Menurut Idris, eksekutif dan legislatif cenderung memberi perhatian kepada wilayah banyak penduduk. Ini terlihat dari postur anggaran yang mencapai triliunan di seluruh dari lima wilayah Jakarta, dan hanya puluhan miliar untuk Kepulauan Seribu.

Situasi ini terjadi setiap tahun, tanpa ada upaya mengubah keadaan. Di sisi lain, masyarakat yang jauh dari Kepulauan Seribu melihat pembangunan pariwisata di wilayah itu sedemikian hebat dengan masyarakat — terutama pemilik homestay — menikmatinya.

“Lihat Pulau Panggang, Pulau Kelapa, dan pulau-pulau yang padat penduduk,” kata Idris. “Banyak masyarakat miskin yang mengandalkan hidup sebagai nelayan.”

Selama bertahun-tahun masyarakat Pulau Kelapa tidak menikmati Ipal. Mereka buang air besar di pantai, yang sangat tidak sehat, dan merusak lingkungan. Mereka butuh Ipal dan toilet komunal, yang memungkinkan mereka tidak lagi buang air besar sembarangan.

Yang juga disoroti Idris adalah betonisasi garis pantai di banyak pulau. Menurutnya, betonisasi menimbulkan efek ganda yang bertolak belakang; menyelamatkan garis pantai dari abrasi, tapi merusak terumbu karang dan keindahan pulau.

“Akibatnya, wisatawan tidak bisa lagi menikmati pantai seperti di pantai-pantai wisata, tapi menikmati tembok beton pemecah gelombang,” katanya.

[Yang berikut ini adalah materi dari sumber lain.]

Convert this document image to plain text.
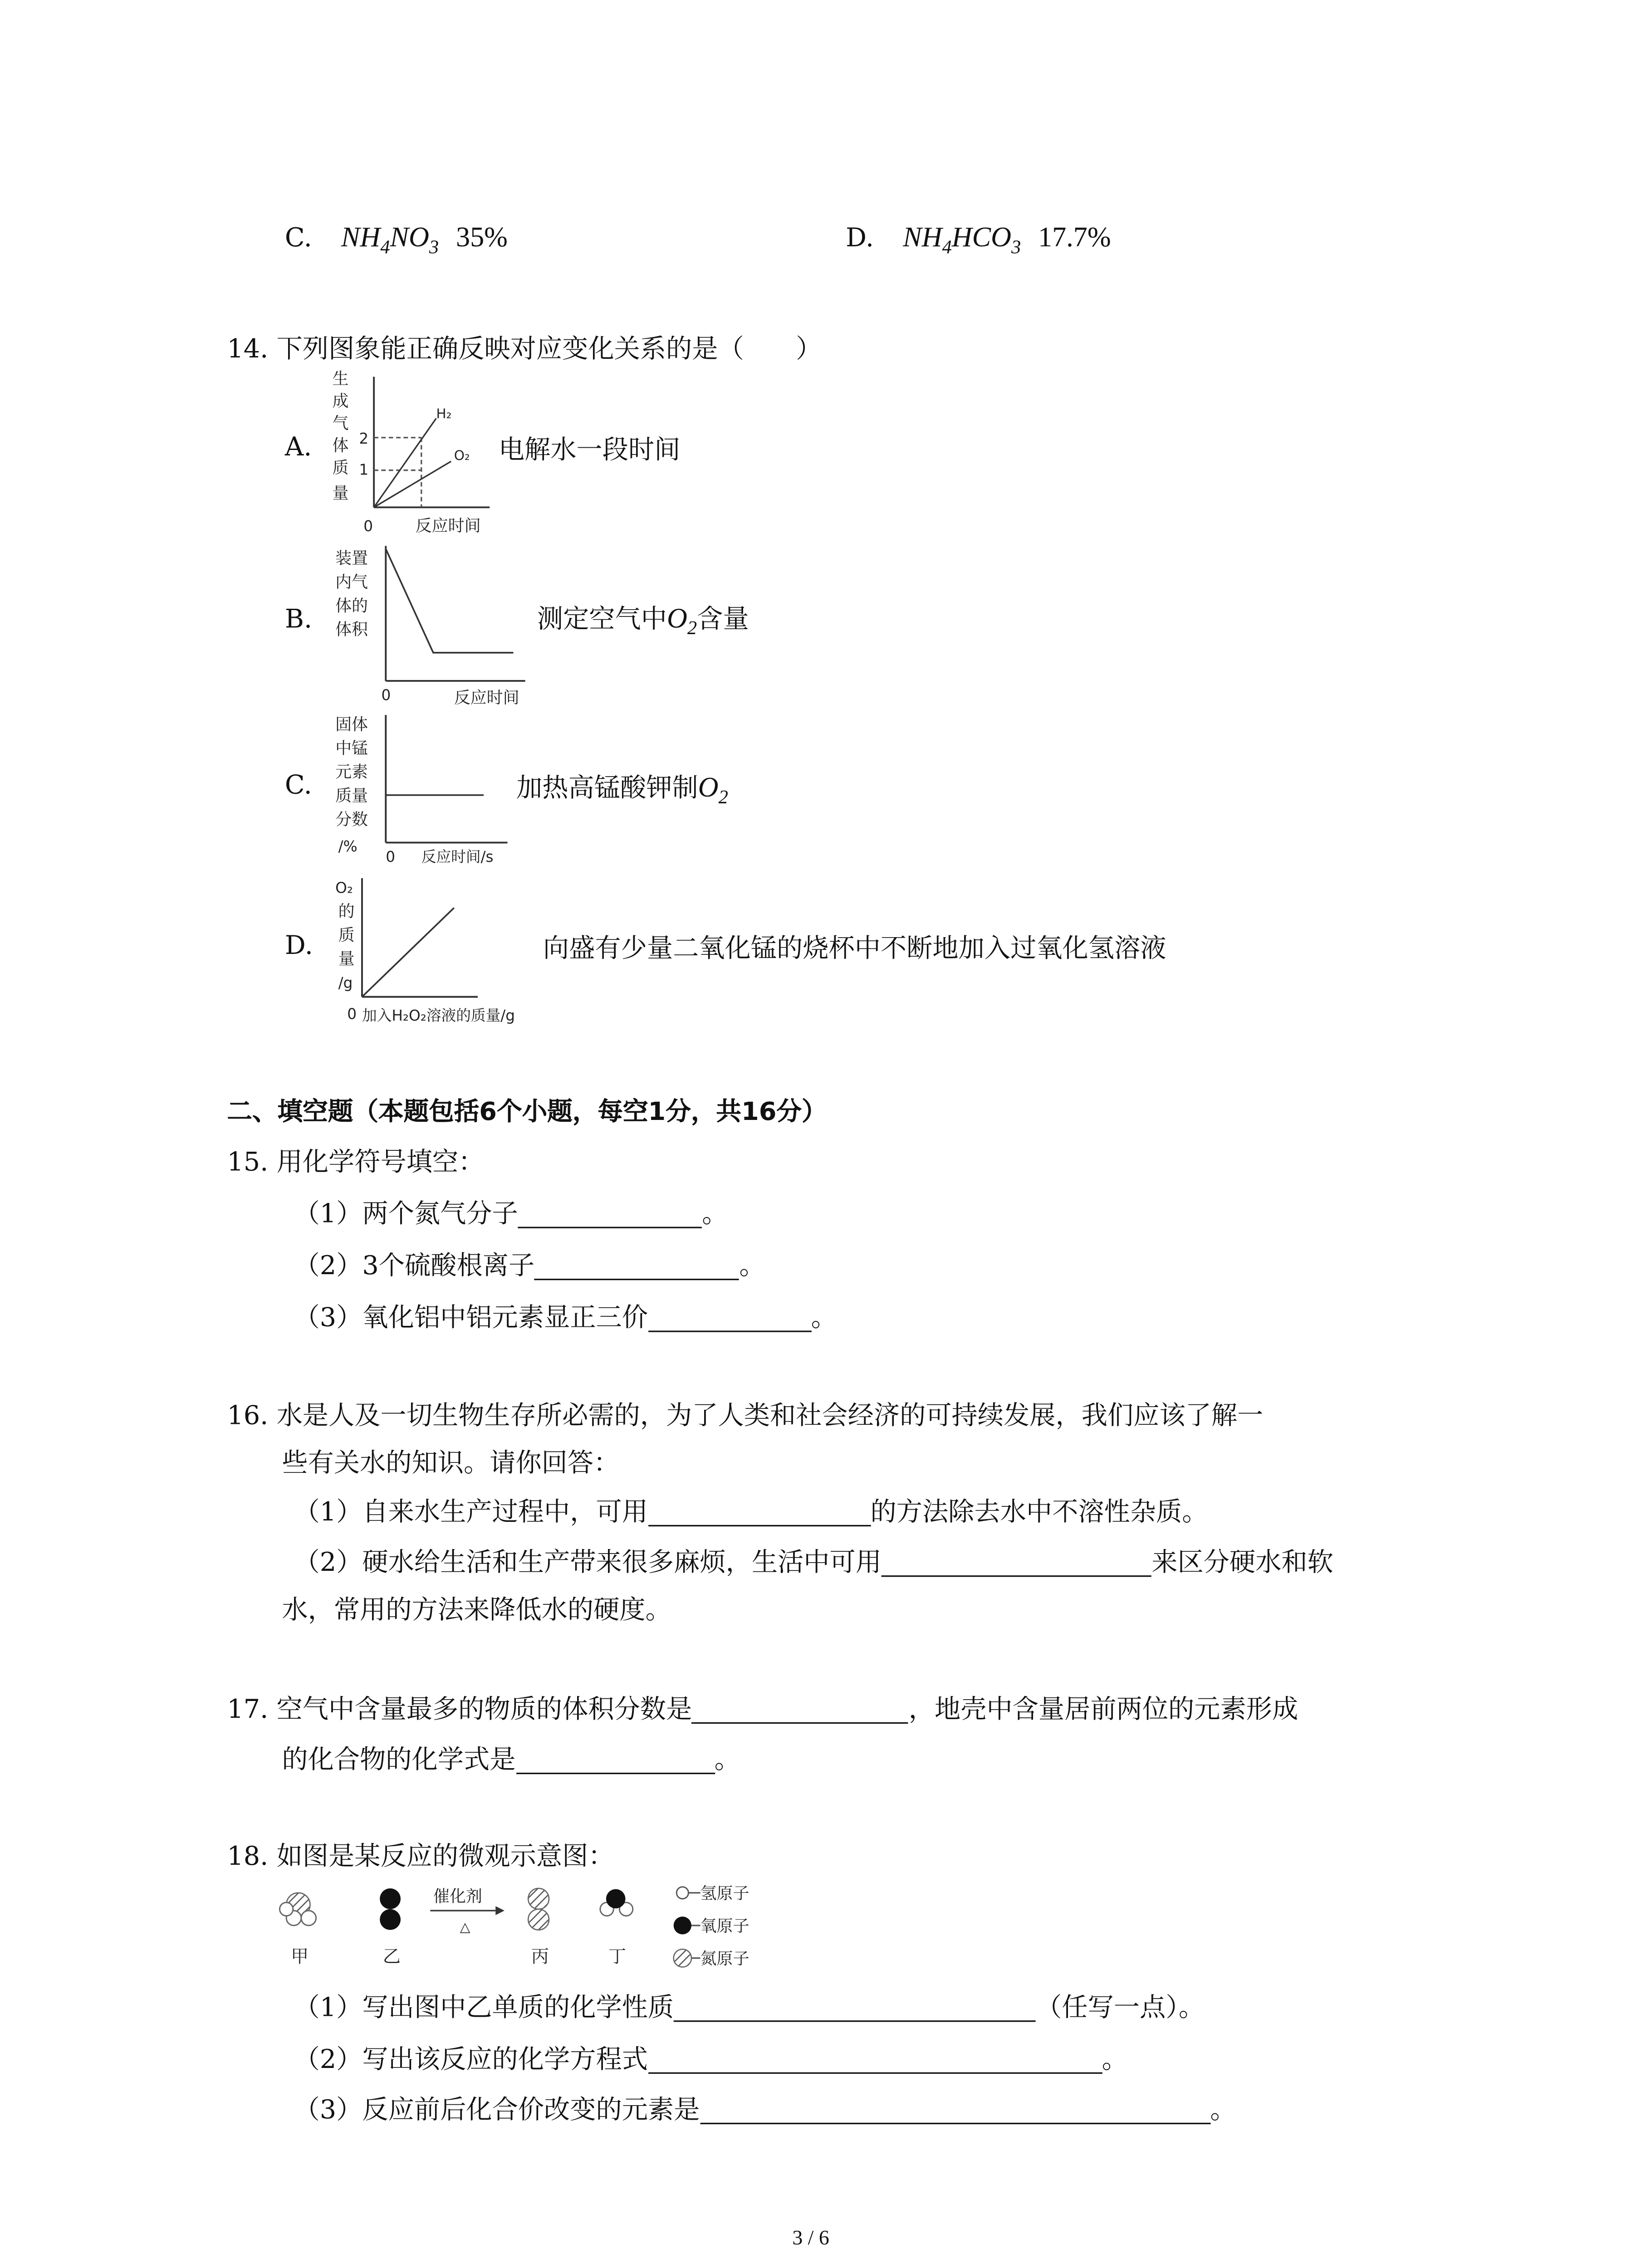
C.	$NH_4NO_3$ 35%	D.	$NH_4HCO_3$ 17.7%
14. 下列图象能正确反映对应变化关系的是（　　）
A.
生
成
气
体
质
量
2
1
H₂
O₂
0	反应时间
电解水一段时间
B.
装置
内气
体的
体积
0	反应时间
测定空气中$O_2$含量
C.
固体
中锰
元素
质量
分数
/%
0	反应时间/s
加热高锰酸钾制$O_2$
D.
O₂
的
质
量
/g
0 加入H₂O₂溶液的质量/g
向盛有少量二氧化锰的烧杯中不断地加入过氧化氢溶液
二、填空题（本题包括6个小题，每空1分，共16分）
15. 用化学符号填空：
（1）两个氮气分子	。
（2）3个硫酸根离子	。
（3）氧化铝中铝元素显正三价	。
16. 水是人及一切生物生存所必需的，为了人类和社会经济的可持续发展，我们应该了解一
些有关水的知识。请你回答：
（1）自来水生产过程中，可用	的方法除去水中不溶性杂质。
（2）硬水给生活和生产带来很多麻烦，生活中可用	来区分硬水和软
水，常用的方法来降低水的硬度。
17. 空气中含量最多的物质的体积分数是	，地壳中含量居前两位的元素形成
的化合物的化学式是	。
18. 如图是某反应的微观示意图：
甲	乙
催化剂
△
丙	丁
氢原子
氧原子
氮原子
（1）写出图中乙单质的化学性质	（任写一点）。
（2）写出该反应的化学方程式	。
（3）反应前后化合价改变的元素是	。
3 / 6
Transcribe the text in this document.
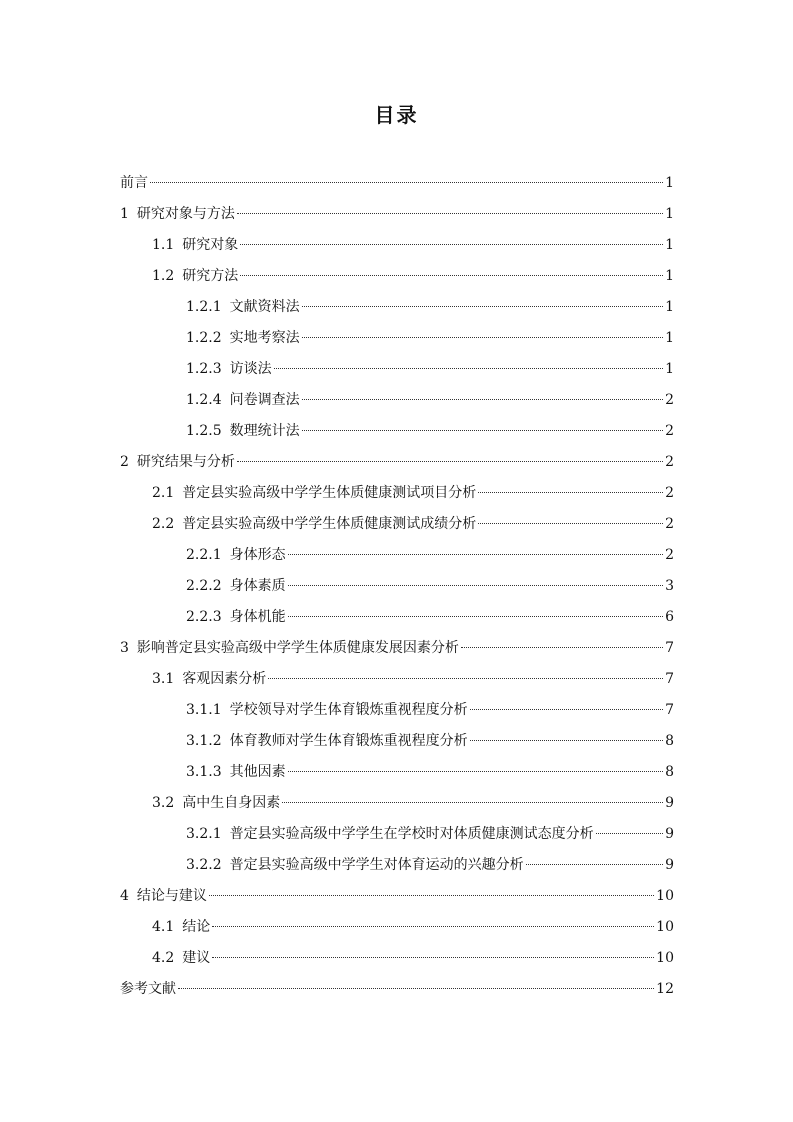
目录
前言	1
1 研究对象与方法	1
1.1 研究对象	1
1.2 研究方法	1
1.2.1 文献资料法	1
1.2.2 实地考察法	1
1.2.3 访谈法	1
1.2.4 问卷调查法	2
1.2.5 数理统计法	2
2 研究结果与分析	2
2.1 普定县实验高级中学学生体质健康测试项目分析	2
2.2 普定县实验高级中学学生体质健康测试成绩分析	2
2.2.1 身体形态	2
2.2.2 身体素质	3
2.2.3 身体机能	6
3 影响普定县实验高级中学学生体质健康发展因素分析	7
3.1 客观因素分析	7
3.1.1 学校领导对学生体育锻炼重视程度分析	7
3.1.2 体育教师对学生体育锻炼重视程度分析	8
3.1.3 其他因素	8
3.2 高中生自身因素	9
3.2.1 普定县实验高级中学学生在学校时对体质健康测试态度分析	9
3.2.2 普定县实验高级中学学生对体育运动的兴趣分析	9
4 结论与建议	10
4.1 结论	10
4.2 建议	10
参考文献	12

Betonisasi, lanjut Idris, harus dihentikan. Sebagai gantinya, pemerintah Kabupaten Kepulauan Seribu menggunakan anggaran Rp 23 miliar untuk betonisasi sebagai membangun Ipal di Pulau Kelapa.

Khusus lahan pemakaman, Idris bertekad mendesak pemerintah Kabupaten Kepulauan Seribu memasukan usulan itu pada tahun 2020. Ia juga akan coba menemui Gubernur Anies Baswedan, dan meminta sang gubernur untuk memberi perhatian lebih kepada Kepulauan Seribu.

“Sebagai Orang Pulo pertama yang duduk di DPRD, saya memikul beban yang tidak ringan,” ujar Idris. “Alangkah berdosa saya jika gagal memenuhi harapan Orang Pulau yang butuh perhatian pemerintah DKI Jakarta.”